Dia memanggil sayapnya dan mengikuti di belakang saat dia melesat maju menggunakan sihir, menyebabkan Archer terbang lebih keras untuk mengejarnya.
Setelah melakukan itu selama satu jam, mereka tiba di kota yang sama yang ditunjukkan oleh rekaman mana Albert. Mia mendarat di alun-alun kota dan mulai menjadi ancaman saat dia mengutuk para prajurit dan menyebabkan kerusuhan di mana pun dia pergi.
Namun kali ini tidak berjalan baik untuknya karena ada tiga orang yang muncul. Ketika Archer melihat ini, dia merasa khawatir tetapi menjadi tenang karena dia tahu dia akan baik-baik saja karena itu hanya adegan perekam mana, jadi dia menonton dengan mata penuh semangat dan geli.

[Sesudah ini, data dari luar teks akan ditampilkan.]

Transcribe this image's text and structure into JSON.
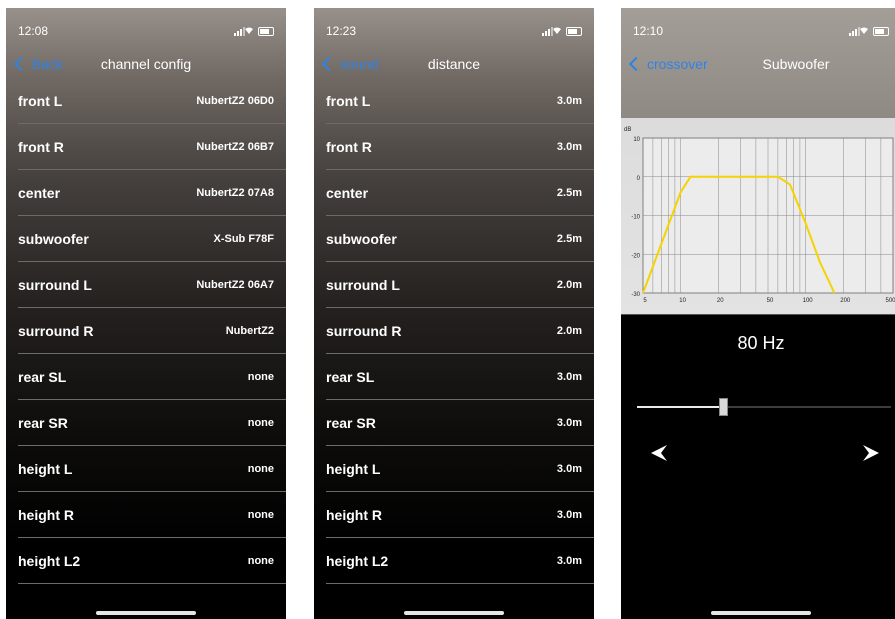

Ada dua pria dan seorang wanita. Mereka tampak kuat karena aura yang terpancar dari mereka. Mia menyeringai sebelum memanggil golem-golemnya dan mengirim mereka menyerang ketiganya. Salah satu pria itu mengucapkan mantra saat golem itu mendekat, dan Wind Blast dengan cepat menghancurkannya.
Ketika Mia melihat hal ini, dia memanggil lebih banyak lagi dan mengirim mereka ke depan, tetapi mereka justru ditebas oleh wanita yang membawa tombak.

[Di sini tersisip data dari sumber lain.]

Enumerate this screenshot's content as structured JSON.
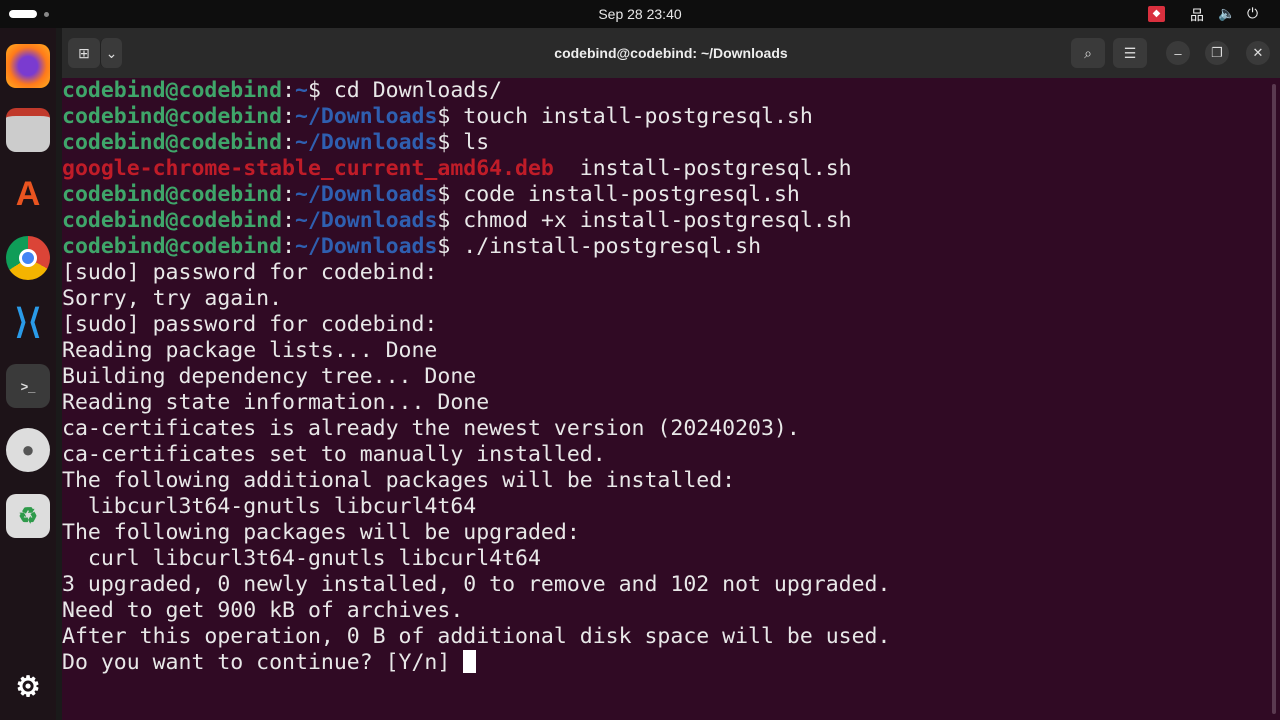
{
  "topbar": {
    "clock": "Sep 28  23:40",
    "tray_icons": [
      "anydesk-icon",
      "network-icon",
      "volume-icon",
      "power-icon"
    ]
  },
  "dock": {
    "items": [
      "firefox",
      "files",
      "app-center",
      "chrome",
      "vscode",
      "terminal",
      "dvd",
      "trash",
      "show-apps"
    ]
  },
  "window": {
    "title": "codebind@codebind: ~/Downloads"
  },
  "terminal": {
    "lines": [
      [
        {
          "c": "g",
          "t": "codebind@codebind"
        },
        {
          "t": ":"
        },
        {
          "c": "b",
          "t": "~"
        },
        {
          "t": "$ cd Downloads/"
        }
      ],
      [
        {
          "c": "g",
          "t": "codebind@codebind"
        },
        {
          "t": ":"
        },
        {
          "c": "b",
          "t": "~/Downloads"
        },
        {
          "t": "$ touch install-postgresql.sh"
        }
      ],
      [
        {
          "c": "g",
          "t": "codebind@codebind"
        },
        {
          "t": ":"
        },
        {
          "c": "b",
          "t": "~/Downloads"
        },
        {
          "t": "$ ls"
        }
      ],
      [
        {
          "c": "r",
          "t": "google-chrome-stable_current_amd64.deb"
        },
        {
          "t": "  install-postgresql.sh"
        }
      ],
      [
        {
          "c": "g",
          "t": "codebind@codebind"
        },
        {
          "t": ":"
        },
        {
          "c": "b",
          "t": "~/Downloads"
        },
        {
          "t": "$ code install-postgresql.sh"
        }
      ],
      [
        {
          "c": "g",
          "t": "codebind@codebind"
        },
        {
          "t": ":"
        },
        {
          "c": "b",
          "t": "~/Downloads"
        },
        {
          "t": "$ chmod +x install-postgresql.sh"
        }
      ],
      [
        {
          "c": "g",
          "t": "codebind@codebind"
        },
        {
          "t": ":"
        },
        {
          "c": "b",
          "t": "~/Downloads"
        },
        {
          "t": "$ ./install-postgresql.sh"
        }
      ],
      [
        {
          "t": "[sudo] password for codebind:"
        }
      ],
      [
        {
          "t": "Sorry, try again."
        }
      ],
      [
        {
          "t": "[sudo] password for codebind:"
        }
      ],
      [
        {
          "t": "Reading package lists... Done"
        }
      ],
      [
        {
          "t": "Building dependency tree... Done"
        }
      ],
      [
        {
          "t": "Reading state information... Done"
        }
      ],
      [
        {
          "t": "ca-certificates is already the newest version (20240203)."
        }
      ],
      [
        {
          "t": "ca-certificates set to manually installed."
        }
      ],
      [
        {
          "t": "The following additional packages will be installed:"
        }
      ],
      [
        {
          "t": "  libcurl3t64-gnutls libcurl4t64"
        }
      ],
      [
        {
          "t": "The following packages will be upgraded:"
        }
      ],
      [
        {
          "t": "  curl libcurl3t64-gnutls libcurl4t64"
        }
      ],
      [
        {
          "t": "3 upgraded, 0 newly installed, 0 to remove and 102 not upgraded."
        }
      ],
      [
        {
          "t": "Need to get 900 kB of archives."
        }
      ],
      [
        {
          "t": "After this operation, 0 B of additional disk space will be used."
        }
      ],
      [
        {
          "t": "Do you want to continue? [Y/n] "
        }
      ]
    ]
  }
}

Pria terakhir, yang tampaknya adalah pemimpin, melangkah maju sambil menyeringai dan memperingatkan neneknya. ”Mia Silverthorne. Kembalilah ke Kerajaan Avalon sebelum keadaan semakin buruk.”
Archer mengamati trio di hadapannya—individu yang berbakat dalam sihir angin memiliki rambut cokelat dan mata merah yang tajam. Meskipun lebih tinggi dari Mia dan yang lainnya, perbedaannya tidak terlalu mencolok.

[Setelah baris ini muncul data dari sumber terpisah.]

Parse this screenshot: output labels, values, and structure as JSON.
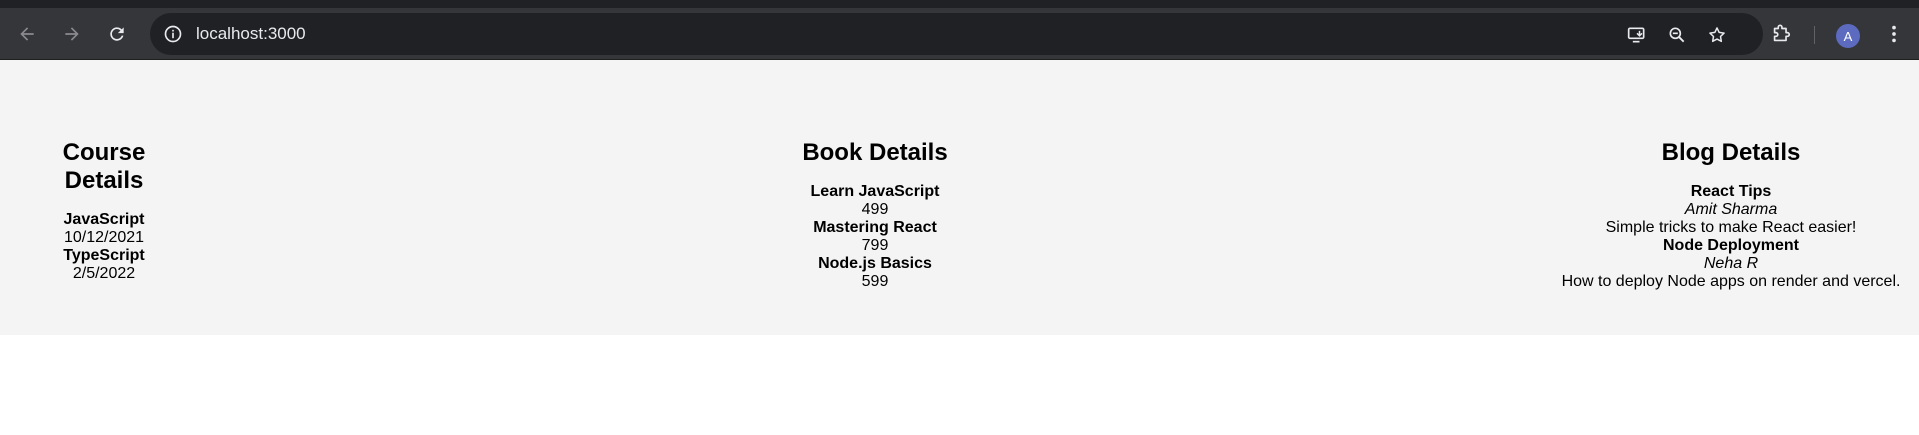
{
  "browser": {
    "url": "localhost:3000",
    "avatar_letter": "A"
  },
  "courses": {
    "heading": "Course Details",
    "items": [
      {
        "name": "JavaScript",
        "date": "10/12/2021"
      },
      {
        "name": "TypeScript",
        "date": "2/5/2022"
      }
    ]
  },
  "books": {
    "heading": "Book Details",
    "items": [
      {
        "name": "Learn JavaScript",
        "price": "499"
      },
      {
        "name": "Mastering React",
        "price": "799"
      },
      {
        "name": "Node.js Basics",
        "price": "599"
      }
    ]
  },
  "blogs": {
    "heading": "Blog Details",
    "items": [
      {
        "title": "React Tips",
        "author": "Amit Sharma",
        "description": "Simple tricks to make React easier!"
      },
      {
        "title": "Node Deployment",
        "author": "Neha R",
        "description": "How to deploy Node apps on render and vercel."
      }
    ]
  },
  "colors": {
    "chrome_bg": "#35363a",
    "omnibox_bg": "#202124",
    "page_bg": "#f4f4f4",
    "avatar_bg": "#5c6bc0"
  }
}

Wanita yang memegang tombak itu tidak cantik, juga tidak jelek. Baginya, dia lebih seperti wanita biasa. Dia menoleh ke anggota terakhir dari trio itu, yang menyerupai banteng berotot dan tinggi. Sosoknya yang mengesankan, dengan kepala botak berkilau, memantulkan cahaya dengan cemerlang.
Dia memperhatikan ketiga orang itu mengenakan baju besi logam khusus yang memungkinkan mereka bertahan dengan baik tetapi tidak menghalangi pergerakan mereka.
Mia tersenyum sebelum berkomentar. "Yah, aku harus melakukan ini dengan cara lama. Aku senang Ibu mengajariku cara bertarung."
Archer mulai tertawa saat melihat Mia meretakkan buku-buku jarinya dan bersiap untuk bertarung. Tiba-tiba, sebuah ledakan terdengar saat dia melesat maju dan meninju penyihir angin. .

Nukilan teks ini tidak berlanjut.